M. Alexis Jolly. La semaine dernière, une délégation hongroise s’est rendue à Bruxelles dans le but d’échanger avec les instances européennes sur le conflit qui oppose ces dernières à la Hongrie en matière d’État de droit et de démocratie. À la suite de la mise en place d’un mécanisme de conditionnalité destiné à limiter les flux des fonds européens vers des pays présentant des problèmes systémiques d’État de droit, la Commission a décidé d’appliquer des sanctions contre la Hongrie en retenant des subventions allouées à la politique de cohésion européenne.

Par ailleurs, la Hongrie est victime de pressions financières extra-procédurales : elle demeure le dernier État membre à attendre le feu vert de la Commission sur son plan national pour la reprise et la résilience, étape nécessaire au déblocage d’une subvention européenne de 5,8 milliards. Toutefois, la Hongrie n’est pas la seule concernée, la Pologne étant également, pour les mêmes motifs, l’objet de sanctions et d’un chantage de la part de l’Union européenne.

Alors que vous avez dirigé la France avec verticalité et brutalité pendant toute la durée du précédent quinquennat et que vous infligez des restrictions de liberté inédites et disproportionnées aux Français depuis plus de deux ans, vous vous enroulez dans le drap confortable et vaporeux de l’État de droit pour punir des nations dont les gouvernements bénéficient d’une légitimité et d’une assise démocratique largement supérieures à celles du gouvernement français.

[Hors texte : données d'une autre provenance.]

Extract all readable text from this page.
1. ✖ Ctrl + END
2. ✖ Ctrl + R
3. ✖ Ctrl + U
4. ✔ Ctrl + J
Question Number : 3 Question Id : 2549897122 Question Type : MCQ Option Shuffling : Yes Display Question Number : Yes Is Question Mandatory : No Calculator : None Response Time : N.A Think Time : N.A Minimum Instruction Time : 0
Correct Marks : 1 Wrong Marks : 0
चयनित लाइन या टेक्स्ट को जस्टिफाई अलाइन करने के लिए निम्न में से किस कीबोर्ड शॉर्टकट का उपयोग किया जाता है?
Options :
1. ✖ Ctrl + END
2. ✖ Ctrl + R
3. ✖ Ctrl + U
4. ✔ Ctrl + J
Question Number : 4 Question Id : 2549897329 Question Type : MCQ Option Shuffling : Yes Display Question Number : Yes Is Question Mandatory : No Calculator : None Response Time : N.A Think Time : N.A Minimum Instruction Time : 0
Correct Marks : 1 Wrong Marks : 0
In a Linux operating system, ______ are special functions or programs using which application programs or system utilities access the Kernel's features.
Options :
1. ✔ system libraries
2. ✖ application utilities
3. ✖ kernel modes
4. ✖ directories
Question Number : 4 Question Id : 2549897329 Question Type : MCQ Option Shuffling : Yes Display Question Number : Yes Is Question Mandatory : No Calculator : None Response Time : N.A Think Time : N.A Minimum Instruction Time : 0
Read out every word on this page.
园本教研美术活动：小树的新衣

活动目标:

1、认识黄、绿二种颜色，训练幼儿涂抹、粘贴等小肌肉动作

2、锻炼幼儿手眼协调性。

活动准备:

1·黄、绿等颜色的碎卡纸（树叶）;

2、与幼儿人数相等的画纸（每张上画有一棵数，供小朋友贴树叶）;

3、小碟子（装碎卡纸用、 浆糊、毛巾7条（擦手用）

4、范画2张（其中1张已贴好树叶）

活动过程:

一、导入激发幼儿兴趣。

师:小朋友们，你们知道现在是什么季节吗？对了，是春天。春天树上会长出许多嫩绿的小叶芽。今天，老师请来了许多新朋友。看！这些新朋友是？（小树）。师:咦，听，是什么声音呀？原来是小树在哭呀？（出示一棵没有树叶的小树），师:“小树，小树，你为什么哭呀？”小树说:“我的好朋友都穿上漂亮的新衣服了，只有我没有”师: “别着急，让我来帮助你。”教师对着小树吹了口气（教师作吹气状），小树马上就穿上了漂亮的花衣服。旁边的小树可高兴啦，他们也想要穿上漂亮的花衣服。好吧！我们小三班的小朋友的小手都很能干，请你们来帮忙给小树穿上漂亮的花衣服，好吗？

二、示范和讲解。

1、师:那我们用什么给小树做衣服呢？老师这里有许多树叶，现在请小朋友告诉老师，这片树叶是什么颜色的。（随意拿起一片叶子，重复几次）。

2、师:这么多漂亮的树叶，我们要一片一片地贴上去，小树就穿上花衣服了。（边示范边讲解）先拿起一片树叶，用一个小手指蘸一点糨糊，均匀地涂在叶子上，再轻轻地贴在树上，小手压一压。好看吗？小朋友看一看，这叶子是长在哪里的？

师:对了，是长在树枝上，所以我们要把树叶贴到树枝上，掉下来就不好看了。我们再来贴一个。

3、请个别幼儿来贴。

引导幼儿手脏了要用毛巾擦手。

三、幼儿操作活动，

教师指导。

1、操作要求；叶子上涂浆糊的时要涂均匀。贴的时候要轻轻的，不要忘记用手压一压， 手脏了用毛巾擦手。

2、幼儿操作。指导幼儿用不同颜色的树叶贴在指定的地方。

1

Quand soutiendrez-vous l’arrêt de ces sanctions contre des États dont le seul défaut est de ne pas appliquer le même programme politique que celui qui vous a été dicté pour la France ? Comment pouvez-vous justifier le bien-fondé de telles sanctions contre des gouvernements démocratiquement élus qui appliquent des politiques soutenues par une large majorité des peuples qu’ils gouvernent ?

Mme Barbara Pompili. La France fait preuve de leadership dans le domaine du climat et de la biodiversité, comme en témoigne sa réussite dans la négociation du Fit for 55 lors de la PFUE. Nous éprouvons toutefois de plus en plus de difficultés à suivre cet agenda avec certains États membres car il faut d’abord faire face aux conséquences de la crise ukrainienne, qu’il s’agisse du recours aux énergies fossiles – nous avons dû nous réorganiser pour récupérer du gaz – ou de la mise en œuvre de politiques un peu ambitieuses et nécessitant donc des investissements. Comment comptez-vous agir pour que les objectifs climatiques soient respectés ? Comment ferons-nous pour continuer à appliquer le Pacte vert, qui ne s’arrête pas au Fit for 55 ? Par ailleurs, comment faire pour que le leadership européen amène les autres pays du monde à tenir le cap des objectifs climatiques ?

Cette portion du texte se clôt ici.